I was starting at around 11,700 feet and had to climb to the Colorado Trail high point of 13,271 feet over the first 7 miles. Once I reached tree line I could see the clouds fill in the valleys below. A bit further up there was a great view of Lake San Cristobal; as a child my family would often rent a cabin near there. With the exception of a challenging switchback corner I had to crawl over, the climb was more relentless than it was steep.
The alpine mesas and rolling hills were green and lush with all the rain we’d been getting. Rain looked likely today as well, and I tried to keep a good pace to get up & over to relatively lower ground before the thunderstorms hit. I was a bit disappointed that I couldn’t hold off a pair of younger, faster hikers that easily passed me. At least they were friendly, I thought.

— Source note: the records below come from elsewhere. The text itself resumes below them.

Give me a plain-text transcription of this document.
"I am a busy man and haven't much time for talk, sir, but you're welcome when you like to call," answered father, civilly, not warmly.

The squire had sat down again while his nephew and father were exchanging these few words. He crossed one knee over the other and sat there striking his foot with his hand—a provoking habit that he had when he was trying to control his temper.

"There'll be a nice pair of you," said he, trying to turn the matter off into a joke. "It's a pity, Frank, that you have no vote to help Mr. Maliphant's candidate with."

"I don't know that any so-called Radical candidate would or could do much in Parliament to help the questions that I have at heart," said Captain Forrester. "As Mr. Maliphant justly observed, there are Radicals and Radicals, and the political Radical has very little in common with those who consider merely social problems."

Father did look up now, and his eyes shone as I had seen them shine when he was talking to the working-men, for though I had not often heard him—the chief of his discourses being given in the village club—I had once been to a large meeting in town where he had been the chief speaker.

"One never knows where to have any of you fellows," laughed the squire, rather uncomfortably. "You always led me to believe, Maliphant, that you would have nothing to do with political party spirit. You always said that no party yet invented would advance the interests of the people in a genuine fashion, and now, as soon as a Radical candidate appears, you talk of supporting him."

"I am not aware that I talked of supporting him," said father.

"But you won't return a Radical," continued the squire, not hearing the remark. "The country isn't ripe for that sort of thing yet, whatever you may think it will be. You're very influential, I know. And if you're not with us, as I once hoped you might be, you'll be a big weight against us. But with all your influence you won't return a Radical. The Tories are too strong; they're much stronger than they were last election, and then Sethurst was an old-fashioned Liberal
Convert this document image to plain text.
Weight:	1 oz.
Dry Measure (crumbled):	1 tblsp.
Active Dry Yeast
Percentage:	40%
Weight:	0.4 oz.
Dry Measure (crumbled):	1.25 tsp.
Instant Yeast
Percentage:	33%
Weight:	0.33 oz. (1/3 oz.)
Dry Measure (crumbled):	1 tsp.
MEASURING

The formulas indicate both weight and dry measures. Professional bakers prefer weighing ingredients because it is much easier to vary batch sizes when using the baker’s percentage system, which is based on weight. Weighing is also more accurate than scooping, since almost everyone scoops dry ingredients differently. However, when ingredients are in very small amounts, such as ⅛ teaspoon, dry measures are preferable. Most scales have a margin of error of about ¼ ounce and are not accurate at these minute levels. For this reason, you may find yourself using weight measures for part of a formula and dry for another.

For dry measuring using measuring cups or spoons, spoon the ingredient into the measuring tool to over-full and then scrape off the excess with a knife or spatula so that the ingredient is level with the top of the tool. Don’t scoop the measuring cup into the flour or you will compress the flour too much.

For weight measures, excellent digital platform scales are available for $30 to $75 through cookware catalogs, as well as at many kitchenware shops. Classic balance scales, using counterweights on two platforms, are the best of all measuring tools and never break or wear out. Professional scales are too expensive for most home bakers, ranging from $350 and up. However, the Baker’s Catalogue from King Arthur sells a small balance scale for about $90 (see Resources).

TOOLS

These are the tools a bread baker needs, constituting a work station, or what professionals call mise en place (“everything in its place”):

As I descended from the high point I could see some side-by-sides along the dirt road below me, and noticed the other hikers had stopped to visit. When I got closer, a woman named Jo ran up and excitedly offered me a sandwich and soda. She explained that her sister had hiked the Appalachian Trail, and since then Jo had wanted to be a trail angel. They hadn’t planned that for today, but were eager to offer the first and best ham, bacon, & cheese sandwich I’ll ever have. The other hikers were called Peaches and Neanderthal, and Jo was disappointed to hear I didn’t yet have a trail name. Seeing that I was hiking solo, she quickly suggested that I must be the Lone Wolf as Peaches and Neanderthal nodded in approval. I liked the name and smiled as Peaches stood behind her making Pope-like hand gestures to officially christen me as Lone Wolf.
I nursed my amazing Mountain Dew on the way down the fairly steep Jeep road, and finished it slowly over the next couple of mornings. It had been the perfect compliment to my sandwich and a fun moment on trail. It was fun to introduce myself as Lone Wolf to a couple hikers I crossed paths with on the way down. I had a nice visit with a CT NOBO hiker called Squirrel until a sudden rain began to pummel us. I didn’t envy Squirrel with her stormy climb ahead, not to mention the 375 miles she had left to reach Denver through this epic monsoon season. I was happy when I later saw that she successfully completed her thru-hike.
I initially missed the trail junction just below Carson Saddle but didn’t hike far before I realized my mistake. It had been a big day already, and I still had a couple challenging climbs ahead. I was impressed with the bikepackers I saw making those same climbs. I set up camp just beyond Cataract Lake at about 15 miles for the day, and not long after my campmates from the night before joined me.